The “hilly” lot or the “close to the lake” lot? Pt2
Are the neighbors neighborly?
One day, I drove out to Lot B, to walk around and dream of building our home. As I was walking back toward my car, an old pickup truck was coming towards me. I thought he was one of the neighbors, stopping to chat. “You’re not buying this property.” He said without a smile. Perhaps he had a dry sense of humor, I thought. He went on to tell me, that he was the father of the woman who was selling the land (he lived two houses down). He had given her the land. “I’ll, just buy the land from her, if she’s going to be so hardheaded.” It was evident that this land was a sore spot that was causing some family issues. Before buying a piece of land to build a house on, talk to the neighbors. They will be able to offer you insight into the area. If they are rude, remember one day you could be living beside them. If there is a rezoning sign nearby, see why the land is being rezoned. You might have found a beautiful piece of land to only find out that the neighbor is trying to have their land rezoned for commercial use. Check out the night life. Drive through the area after dark. This will help you get a feel for the area. Check out the lot after a heavy rain. Does it flood? We once found a lot in a subdivision and was considering purchasing it. It was one of the last undeveloped lot’s in the subdivision. The real estate agent told us it did not need much prep work. I spoke with the neighbor and he gave me the whole scoop.
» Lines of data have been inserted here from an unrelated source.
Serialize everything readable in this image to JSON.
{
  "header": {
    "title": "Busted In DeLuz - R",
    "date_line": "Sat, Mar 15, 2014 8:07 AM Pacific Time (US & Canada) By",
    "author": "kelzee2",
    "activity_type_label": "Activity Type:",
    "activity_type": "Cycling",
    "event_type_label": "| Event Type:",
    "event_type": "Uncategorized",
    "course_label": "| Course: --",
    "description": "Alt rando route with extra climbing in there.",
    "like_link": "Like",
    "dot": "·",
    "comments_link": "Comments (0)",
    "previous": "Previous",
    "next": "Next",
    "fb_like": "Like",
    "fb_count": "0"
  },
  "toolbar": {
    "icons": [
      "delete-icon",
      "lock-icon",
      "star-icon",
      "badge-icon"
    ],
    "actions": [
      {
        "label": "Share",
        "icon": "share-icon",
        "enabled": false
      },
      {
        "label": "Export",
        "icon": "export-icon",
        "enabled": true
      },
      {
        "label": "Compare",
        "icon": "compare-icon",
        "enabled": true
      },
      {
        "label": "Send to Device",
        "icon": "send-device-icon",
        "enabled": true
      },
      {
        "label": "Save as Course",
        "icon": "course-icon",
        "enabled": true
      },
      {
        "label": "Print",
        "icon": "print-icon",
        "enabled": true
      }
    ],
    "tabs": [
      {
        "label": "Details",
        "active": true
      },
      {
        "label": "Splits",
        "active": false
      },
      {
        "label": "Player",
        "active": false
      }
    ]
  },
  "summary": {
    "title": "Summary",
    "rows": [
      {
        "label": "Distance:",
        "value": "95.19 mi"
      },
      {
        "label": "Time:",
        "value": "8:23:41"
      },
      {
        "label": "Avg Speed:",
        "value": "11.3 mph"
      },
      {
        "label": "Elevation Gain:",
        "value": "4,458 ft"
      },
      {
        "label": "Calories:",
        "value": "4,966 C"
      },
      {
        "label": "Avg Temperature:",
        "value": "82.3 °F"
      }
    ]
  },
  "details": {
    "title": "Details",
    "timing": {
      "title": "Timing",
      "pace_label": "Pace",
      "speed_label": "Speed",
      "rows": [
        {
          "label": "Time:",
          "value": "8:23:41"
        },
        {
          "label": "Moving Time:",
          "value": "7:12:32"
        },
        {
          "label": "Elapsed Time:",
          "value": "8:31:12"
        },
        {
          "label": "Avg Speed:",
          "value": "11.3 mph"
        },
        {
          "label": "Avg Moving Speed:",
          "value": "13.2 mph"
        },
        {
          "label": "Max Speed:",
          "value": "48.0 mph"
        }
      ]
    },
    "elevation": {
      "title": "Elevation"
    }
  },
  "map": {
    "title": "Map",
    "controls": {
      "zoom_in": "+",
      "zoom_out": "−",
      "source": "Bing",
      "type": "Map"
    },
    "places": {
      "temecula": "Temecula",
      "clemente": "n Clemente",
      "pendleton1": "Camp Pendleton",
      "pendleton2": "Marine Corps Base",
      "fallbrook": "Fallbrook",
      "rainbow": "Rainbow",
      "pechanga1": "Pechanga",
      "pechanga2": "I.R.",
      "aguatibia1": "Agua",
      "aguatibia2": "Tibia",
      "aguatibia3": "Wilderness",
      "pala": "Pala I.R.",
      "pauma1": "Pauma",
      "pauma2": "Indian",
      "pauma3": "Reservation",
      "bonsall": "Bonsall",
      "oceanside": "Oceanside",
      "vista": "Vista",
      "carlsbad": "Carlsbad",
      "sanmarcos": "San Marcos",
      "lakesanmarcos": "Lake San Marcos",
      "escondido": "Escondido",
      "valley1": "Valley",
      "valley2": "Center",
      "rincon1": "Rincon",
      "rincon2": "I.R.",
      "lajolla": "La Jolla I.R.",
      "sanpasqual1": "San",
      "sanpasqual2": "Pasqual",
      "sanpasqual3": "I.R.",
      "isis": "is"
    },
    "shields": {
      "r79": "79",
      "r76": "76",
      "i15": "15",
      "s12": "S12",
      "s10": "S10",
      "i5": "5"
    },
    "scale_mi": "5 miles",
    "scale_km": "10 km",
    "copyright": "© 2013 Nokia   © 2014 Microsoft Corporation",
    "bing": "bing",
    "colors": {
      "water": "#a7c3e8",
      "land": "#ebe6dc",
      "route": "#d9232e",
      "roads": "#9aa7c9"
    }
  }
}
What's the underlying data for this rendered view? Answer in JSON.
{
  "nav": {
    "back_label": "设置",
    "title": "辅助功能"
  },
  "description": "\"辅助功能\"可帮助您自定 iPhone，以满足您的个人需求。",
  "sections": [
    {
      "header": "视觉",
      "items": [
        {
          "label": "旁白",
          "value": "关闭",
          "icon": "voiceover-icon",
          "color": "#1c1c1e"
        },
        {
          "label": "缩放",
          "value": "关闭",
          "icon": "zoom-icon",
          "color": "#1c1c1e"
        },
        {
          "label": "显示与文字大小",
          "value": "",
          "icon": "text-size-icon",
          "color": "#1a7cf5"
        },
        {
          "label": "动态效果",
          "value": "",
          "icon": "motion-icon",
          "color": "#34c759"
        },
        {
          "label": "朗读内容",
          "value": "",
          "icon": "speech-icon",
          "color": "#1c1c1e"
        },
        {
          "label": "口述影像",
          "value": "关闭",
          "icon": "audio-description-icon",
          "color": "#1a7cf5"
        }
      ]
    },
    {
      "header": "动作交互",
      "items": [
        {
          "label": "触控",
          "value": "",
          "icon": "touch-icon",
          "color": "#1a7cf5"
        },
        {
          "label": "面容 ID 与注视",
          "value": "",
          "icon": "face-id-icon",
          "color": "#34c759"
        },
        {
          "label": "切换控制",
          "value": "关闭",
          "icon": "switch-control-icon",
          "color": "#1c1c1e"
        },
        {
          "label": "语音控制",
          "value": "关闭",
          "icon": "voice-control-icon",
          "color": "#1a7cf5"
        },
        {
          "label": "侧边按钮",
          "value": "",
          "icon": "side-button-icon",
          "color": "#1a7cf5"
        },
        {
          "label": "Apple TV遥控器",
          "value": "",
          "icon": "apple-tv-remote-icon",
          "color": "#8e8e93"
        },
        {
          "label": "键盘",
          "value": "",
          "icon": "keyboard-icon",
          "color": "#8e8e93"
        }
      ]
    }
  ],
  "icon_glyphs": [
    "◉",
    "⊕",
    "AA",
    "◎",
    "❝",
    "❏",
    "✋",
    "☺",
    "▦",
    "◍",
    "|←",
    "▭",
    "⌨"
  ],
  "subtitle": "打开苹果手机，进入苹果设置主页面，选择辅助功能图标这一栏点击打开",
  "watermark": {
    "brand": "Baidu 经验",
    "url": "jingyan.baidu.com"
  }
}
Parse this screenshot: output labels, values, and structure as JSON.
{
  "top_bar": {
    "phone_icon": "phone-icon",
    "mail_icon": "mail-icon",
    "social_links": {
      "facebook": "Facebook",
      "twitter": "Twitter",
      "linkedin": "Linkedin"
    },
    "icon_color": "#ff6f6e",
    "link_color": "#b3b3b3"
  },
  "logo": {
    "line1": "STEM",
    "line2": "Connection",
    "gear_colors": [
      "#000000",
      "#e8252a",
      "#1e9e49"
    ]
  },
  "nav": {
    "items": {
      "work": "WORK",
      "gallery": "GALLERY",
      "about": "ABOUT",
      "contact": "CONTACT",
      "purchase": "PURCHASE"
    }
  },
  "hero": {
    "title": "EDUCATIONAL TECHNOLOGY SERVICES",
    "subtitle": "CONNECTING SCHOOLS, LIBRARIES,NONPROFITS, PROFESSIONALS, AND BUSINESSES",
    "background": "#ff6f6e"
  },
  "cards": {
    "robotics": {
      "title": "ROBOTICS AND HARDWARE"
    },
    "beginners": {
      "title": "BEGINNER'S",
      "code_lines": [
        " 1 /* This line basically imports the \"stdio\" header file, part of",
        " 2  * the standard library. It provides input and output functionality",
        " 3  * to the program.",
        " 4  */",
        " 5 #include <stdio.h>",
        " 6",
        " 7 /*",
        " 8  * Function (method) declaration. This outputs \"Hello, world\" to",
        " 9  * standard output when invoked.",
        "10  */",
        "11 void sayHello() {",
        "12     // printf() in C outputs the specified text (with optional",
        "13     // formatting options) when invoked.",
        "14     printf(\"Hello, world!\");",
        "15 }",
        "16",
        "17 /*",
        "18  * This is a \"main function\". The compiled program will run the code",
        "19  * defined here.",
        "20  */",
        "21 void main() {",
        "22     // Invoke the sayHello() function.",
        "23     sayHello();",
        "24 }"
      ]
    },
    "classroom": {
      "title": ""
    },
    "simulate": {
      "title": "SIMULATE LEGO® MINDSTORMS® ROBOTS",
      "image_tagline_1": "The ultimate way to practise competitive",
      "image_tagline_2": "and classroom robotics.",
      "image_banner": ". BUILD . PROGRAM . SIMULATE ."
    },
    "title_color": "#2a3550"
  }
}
Years ago, the builder had pretty much deemed the lot useless to build on and sold it to the people next door. When it rained much of the water in the subdivision was being drained to the side of the lot.
Will the design of your home work?
Every lot is unique. At first, we considered building a cape code style home. It offered the interior that we thought we liked. We tried to make it work but felt if we built it, it would overpower the lot. Though we have four acres, our lot width is narrow, so we needed to find a home design that would complement our lot and not work against it. We built a Foursquare, that is only about 31′ wide (without the garage). This home design complements our lot. There are two way’s to approach it. You can either have a home design picked out and look for a lot that will complement the home. The other option, is to find a lot and then build a home that complements the lot. Do not look at the home and lot as separate but as a package that should be in harmony with each other.
Check with the experts.
Have professionals come and look at the lot. Research the area. Call codes and get the history of the lot. Ask questions. Do not expect the real estate agent to do the homework for you. They work for the seller and their motive is to sell the lot.
Sure, we loved Lot B, but there would be to many hoops to jump through to make it happen. We felt that it was God’s way of telling us that it was not meant for us. So, we settled with Lot A and a few months later began building our house.